Apollo and Siddiqui have had multiple cases against each other, including in arbitration.

In a filing with a New York state court in Manhattan, Apollo and Black said emails uncovered from early 2017 show that Siddiqui was "surreptitiously working" with a more junior Apollo colleague and two former Athene executives, and using confidential information to form a competing company.

The emails are "stark and blatant examples of Siddiqui's betrayal of Apollo and Athene" when he was still a highly paid Apollo partner and should have been loyal, the filing said.

Siddiqui's lawyer Lisa Solbakken said the emails reflect no wrongful conduct, and the new allegations should be rejected.

"Apollo had released Mr.
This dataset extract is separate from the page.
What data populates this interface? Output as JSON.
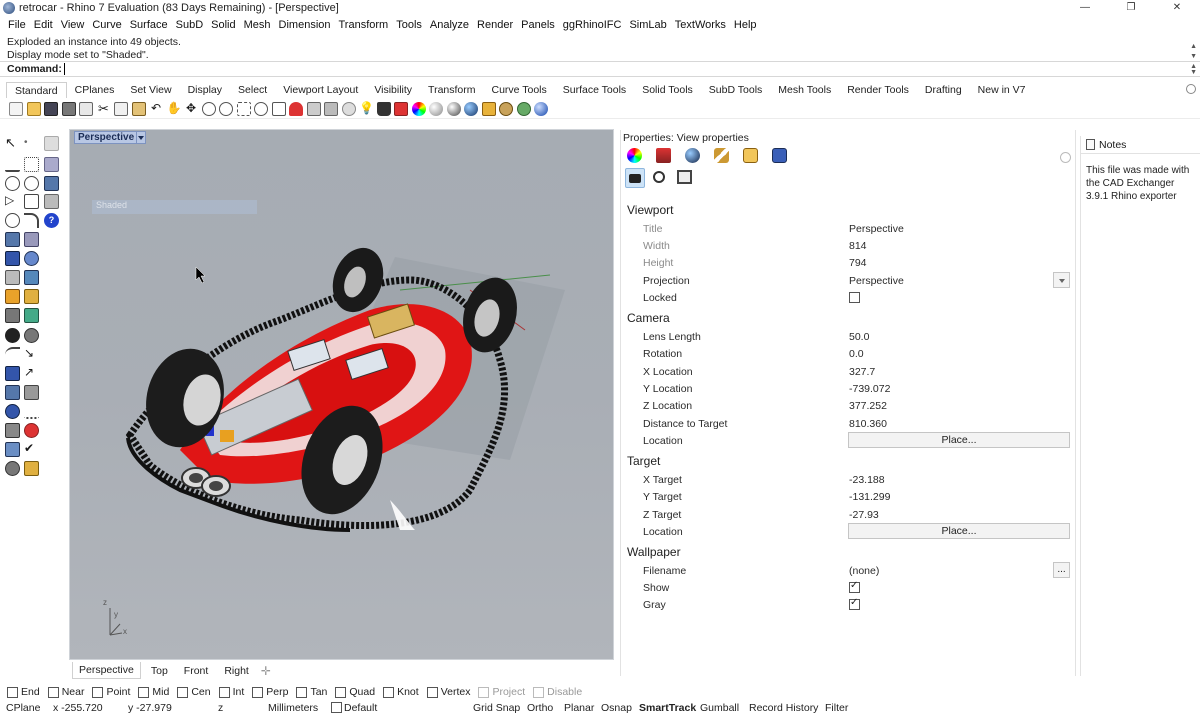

Siddiqui from any and all claims, known or unknown, prior to Feb. 21, 2018," she said in an interview. "The reference to emails in 2017 smacks of desperation."

A hearing on Apollo's and Athene's effort to dismiss Caldera's lawsuit has not been scheduled.

Black, 67, is worth $6.2 billion, according to Forbes magazine.

Athene and Caldera have battled each other for control of American Equity Investment Life Holding Co <AEL.N>, an annuities specialist that put itself up for sale in May, the Financial Times has reported.

Apollo created Athene in 2009 to buy insurance assets that were hit hard during the global financial crisis.

Athene has since become a large U.S. annuity provider, with net income nearly doubling last year to $1.45 billion.

Apollo recently owned about 10 percent of Athene and controlled more than one-third of its voting power, according to a regulatory filing.

Siddiqui worked at Goldman Sachs Group Inc <GS.N> and Oak Hill Capital Partners before joining Apollo. Caldera has said he denied possessing confidential Apollo materials.

The case is Caldera Holdings Ltd et al v Apollo Global Management LLC et al, New York State Supreme Court, New York County, No. 652175/2018.